We carefully marked the patient's eyelid and we measured the height of her eyelid. It's at seven millimeters. I can go as high as about twelve on a woman. Her natural crease is seven to eight millimeters. I've got eight millimeters and then I compare her symmetry.

Taking the muscle strip is a different strategy than taking the skin and muscle flaps so I'm controlling this muscle strip… this is like forty millimeters in length. We could see the fat pad clearly by turning her head a little bit and applying low pressure. This is the fat pad that bulges on patients. I use a needle-point cautery he and that takes care of all the little spots of bleeding. There's a very limited amount of bleeding but if we're careful with this, people have really minimal bruising.

I did a little orbicularis myotomy to help with the crow's feet. Her eyes are going to be beautiful… Hallelujah.

We drape the extra skin so we can see how much extra skin is here for this patient. This is where I am able to carefully estimate how much skin incision we'll need. If we drape it, we'll never take more than needed. Obviously taking too much skin results in the inability to close the eyelids completely. We want to see only a millimeter of lagophthalmos while laying on the table and that gives us the proper amount of eyelid.

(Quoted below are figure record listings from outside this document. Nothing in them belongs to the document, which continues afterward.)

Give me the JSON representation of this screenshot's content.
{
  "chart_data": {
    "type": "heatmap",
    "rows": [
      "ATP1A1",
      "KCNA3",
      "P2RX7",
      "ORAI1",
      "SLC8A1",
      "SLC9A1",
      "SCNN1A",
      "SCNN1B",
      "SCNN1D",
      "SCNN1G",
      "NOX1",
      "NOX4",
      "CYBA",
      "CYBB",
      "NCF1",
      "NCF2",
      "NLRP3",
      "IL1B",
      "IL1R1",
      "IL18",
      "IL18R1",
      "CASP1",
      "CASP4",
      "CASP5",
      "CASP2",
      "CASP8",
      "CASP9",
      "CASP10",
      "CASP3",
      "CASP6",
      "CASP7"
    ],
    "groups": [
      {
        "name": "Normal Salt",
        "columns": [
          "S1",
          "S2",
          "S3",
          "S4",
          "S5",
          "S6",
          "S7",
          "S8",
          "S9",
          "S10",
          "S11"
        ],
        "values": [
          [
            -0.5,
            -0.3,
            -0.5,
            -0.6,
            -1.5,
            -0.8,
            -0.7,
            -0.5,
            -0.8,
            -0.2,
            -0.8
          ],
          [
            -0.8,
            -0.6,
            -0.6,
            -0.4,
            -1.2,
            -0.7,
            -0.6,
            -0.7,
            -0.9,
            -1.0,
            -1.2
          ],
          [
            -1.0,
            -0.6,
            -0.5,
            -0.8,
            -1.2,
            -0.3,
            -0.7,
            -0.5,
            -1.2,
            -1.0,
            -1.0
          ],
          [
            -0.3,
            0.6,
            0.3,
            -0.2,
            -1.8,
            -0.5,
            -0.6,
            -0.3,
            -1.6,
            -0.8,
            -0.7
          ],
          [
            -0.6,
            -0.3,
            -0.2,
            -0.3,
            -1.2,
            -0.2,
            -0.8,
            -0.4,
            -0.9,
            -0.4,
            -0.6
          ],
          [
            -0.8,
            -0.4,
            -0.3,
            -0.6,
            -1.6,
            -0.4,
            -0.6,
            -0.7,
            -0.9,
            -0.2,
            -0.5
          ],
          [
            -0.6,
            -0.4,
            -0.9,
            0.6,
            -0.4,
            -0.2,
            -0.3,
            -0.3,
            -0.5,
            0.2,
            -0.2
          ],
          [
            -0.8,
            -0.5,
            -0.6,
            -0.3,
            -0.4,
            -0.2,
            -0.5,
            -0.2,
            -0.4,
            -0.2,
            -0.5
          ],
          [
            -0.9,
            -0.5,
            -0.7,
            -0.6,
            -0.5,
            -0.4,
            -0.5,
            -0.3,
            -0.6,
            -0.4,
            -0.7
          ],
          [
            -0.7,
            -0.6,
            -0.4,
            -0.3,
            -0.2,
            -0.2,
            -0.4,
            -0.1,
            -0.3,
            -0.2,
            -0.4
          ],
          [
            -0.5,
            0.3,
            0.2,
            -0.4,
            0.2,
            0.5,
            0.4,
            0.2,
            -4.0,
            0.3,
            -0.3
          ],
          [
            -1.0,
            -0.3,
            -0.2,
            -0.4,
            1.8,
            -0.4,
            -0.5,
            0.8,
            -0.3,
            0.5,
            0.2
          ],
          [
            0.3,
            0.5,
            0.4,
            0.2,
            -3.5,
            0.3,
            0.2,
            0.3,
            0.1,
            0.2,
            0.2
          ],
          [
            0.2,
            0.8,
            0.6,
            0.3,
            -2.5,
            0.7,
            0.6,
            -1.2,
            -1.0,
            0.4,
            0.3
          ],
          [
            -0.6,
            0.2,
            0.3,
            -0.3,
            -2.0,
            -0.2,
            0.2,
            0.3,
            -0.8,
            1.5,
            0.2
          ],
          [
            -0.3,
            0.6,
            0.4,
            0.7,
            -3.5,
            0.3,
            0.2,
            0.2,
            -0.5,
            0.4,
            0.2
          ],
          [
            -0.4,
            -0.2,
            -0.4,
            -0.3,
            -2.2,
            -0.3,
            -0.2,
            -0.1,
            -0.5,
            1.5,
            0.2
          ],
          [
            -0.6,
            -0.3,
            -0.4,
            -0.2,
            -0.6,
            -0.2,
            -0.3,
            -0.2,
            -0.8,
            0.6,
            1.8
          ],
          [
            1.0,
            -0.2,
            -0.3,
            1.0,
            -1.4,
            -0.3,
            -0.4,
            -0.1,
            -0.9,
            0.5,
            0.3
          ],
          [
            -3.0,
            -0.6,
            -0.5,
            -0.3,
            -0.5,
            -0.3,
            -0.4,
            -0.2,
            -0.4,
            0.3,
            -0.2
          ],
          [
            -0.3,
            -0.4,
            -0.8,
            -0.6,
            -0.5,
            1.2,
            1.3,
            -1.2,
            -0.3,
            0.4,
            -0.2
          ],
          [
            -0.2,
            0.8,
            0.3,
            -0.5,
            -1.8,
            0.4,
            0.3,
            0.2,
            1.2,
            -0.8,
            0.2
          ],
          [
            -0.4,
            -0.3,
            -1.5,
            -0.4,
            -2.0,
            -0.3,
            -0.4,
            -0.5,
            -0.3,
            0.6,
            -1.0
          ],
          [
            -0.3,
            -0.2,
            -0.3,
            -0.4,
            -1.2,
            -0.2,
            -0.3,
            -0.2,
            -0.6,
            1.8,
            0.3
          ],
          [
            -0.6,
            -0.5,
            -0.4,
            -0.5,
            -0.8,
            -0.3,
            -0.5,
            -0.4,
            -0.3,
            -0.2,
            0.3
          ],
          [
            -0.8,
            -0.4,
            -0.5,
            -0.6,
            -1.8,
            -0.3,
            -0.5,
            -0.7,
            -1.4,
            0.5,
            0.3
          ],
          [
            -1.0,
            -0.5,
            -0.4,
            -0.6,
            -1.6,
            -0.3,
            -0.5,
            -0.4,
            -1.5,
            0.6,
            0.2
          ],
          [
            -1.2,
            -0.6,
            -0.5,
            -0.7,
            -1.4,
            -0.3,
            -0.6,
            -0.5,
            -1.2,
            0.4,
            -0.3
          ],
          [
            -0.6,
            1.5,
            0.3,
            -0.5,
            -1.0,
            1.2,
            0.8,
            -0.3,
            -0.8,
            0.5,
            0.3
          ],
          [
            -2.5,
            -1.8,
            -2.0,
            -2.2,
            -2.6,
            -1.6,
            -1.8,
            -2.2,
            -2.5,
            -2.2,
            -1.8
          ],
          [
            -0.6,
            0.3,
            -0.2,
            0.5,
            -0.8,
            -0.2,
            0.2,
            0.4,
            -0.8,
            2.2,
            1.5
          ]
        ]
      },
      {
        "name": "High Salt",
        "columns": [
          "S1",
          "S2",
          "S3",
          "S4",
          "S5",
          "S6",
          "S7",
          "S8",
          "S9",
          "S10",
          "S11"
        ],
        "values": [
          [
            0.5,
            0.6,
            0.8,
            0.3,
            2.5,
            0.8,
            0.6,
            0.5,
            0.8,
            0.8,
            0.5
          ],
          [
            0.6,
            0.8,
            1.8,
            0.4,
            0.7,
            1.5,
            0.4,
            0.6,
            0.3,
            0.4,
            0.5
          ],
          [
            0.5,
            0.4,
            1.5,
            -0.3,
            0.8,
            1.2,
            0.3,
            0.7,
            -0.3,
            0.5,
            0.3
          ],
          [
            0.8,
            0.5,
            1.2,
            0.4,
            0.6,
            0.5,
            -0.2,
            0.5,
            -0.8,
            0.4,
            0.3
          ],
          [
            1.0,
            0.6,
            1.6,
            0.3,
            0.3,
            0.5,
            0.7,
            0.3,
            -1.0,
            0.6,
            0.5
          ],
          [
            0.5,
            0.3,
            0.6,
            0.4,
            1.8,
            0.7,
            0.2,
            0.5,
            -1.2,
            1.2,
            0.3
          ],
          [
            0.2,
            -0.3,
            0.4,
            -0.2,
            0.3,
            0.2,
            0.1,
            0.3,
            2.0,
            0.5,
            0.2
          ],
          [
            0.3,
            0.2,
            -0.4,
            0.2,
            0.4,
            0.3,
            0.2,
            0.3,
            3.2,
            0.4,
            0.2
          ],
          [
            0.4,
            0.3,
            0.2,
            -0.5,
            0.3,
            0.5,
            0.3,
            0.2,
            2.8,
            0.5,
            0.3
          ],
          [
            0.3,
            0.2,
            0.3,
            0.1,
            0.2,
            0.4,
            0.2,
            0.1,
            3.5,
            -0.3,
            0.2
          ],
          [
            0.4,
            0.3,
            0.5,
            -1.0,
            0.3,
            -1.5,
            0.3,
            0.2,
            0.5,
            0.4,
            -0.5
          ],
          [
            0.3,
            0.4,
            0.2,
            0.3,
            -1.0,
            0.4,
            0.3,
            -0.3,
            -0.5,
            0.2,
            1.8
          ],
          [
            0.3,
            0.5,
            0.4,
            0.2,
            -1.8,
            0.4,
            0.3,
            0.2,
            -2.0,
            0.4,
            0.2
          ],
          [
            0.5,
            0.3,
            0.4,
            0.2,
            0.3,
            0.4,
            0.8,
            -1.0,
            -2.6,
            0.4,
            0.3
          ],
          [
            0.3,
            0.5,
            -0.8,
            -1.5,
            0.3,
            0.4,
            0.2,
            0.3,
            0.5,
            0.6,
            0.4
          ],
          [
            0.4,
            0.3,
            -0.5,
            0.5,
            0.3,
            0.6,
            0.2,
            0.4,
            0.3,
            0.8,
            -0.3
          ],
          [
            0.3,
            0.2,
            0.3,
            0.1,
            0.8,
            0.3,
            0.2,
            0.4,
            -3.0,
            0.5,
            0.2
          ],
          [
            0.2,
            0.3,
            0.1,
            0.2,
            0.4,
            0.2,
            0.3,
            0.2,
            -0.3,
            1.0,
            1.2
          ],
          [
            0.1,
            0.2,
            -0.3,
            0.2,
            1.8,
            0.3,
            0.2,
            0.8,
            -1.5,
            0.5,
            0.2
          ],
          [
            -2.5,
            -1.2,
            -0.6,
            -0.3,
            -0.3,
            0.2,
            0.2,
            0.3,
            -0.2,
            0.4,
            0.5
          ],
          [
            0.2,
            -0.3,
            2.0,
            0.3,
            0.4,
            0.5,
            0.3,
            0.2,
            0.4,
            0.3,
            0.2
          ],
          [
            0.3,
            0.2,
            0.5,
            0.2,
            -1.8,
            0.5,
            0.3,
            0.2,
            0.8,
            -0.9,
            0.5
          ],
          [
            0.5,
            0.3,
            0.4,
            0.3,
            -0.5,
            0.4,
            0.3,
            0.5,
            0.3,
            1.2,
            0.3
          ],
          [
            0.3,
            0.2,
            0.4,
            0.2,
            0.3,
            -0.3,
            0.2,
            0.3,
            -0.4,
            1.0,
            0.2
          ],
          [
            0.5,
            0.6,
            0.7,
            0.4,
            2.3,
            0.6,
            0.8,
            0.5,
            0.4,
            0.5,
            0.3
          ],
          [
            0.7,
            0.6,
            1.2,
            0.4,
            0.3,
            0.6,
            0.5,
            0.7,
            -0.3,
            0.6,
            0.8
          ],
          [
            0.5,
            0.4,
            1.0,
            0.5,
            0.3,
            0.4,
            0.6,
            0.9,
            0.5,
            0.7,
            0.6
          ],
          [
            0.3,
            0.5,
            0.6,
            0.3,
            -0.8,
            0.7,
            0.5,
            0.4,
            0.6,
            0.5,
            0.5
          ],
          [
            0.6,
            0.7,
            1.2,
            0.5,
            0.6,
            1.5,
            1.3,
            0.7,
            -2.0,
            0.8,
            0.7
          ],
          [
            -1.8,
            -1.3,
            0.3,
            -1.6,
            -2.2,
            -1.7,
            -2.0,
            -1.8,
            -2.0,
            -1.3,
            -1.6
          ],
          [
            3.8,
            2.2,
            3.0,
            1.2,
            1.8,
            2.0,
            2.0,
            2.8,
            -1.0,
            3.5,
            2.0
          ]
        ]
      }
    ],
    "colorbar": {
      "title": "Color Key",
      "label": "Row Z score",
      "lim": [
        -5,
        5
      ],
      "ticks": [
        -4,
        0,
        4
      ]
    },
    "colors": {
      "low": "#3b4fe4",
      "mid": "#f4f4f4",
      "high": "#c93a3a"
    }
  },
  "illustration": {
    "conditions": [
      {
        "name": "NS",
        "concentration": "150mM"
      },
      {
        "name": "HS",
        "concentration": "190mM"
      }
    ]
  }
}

Skin excision on the eyelid… a millimeter is a good target goal. This is really all we want. We used 6-0 absorbable suture so we don't have to technically take them out but we can take them out at day three. Eyelids heal so quickly. I'm going to do this in segments because I feel like I have taken a little more than I want in terms of my estimate incision. I can always close it as a V to Y closure. This lateral aspect is where one can be more aggressive and pick up the skin without risking lagophthalmos.

I always save the skin… we mark and save the skin as excess if we were ever to need… if we felt like there was too much excision, we could always use the skin as a graft to make sure there is sufficient eyelid closure. That's a rare event but certainly it is a strategic way of doing surgery. We make sure that we're always safe and obtaining the safest and best outcomes. It's a very gentle procedure and not very long at all. Very nice eyelid closure is still achieved and I'm going to put a nice cool ice pack on there and we're going to move on over to the left side.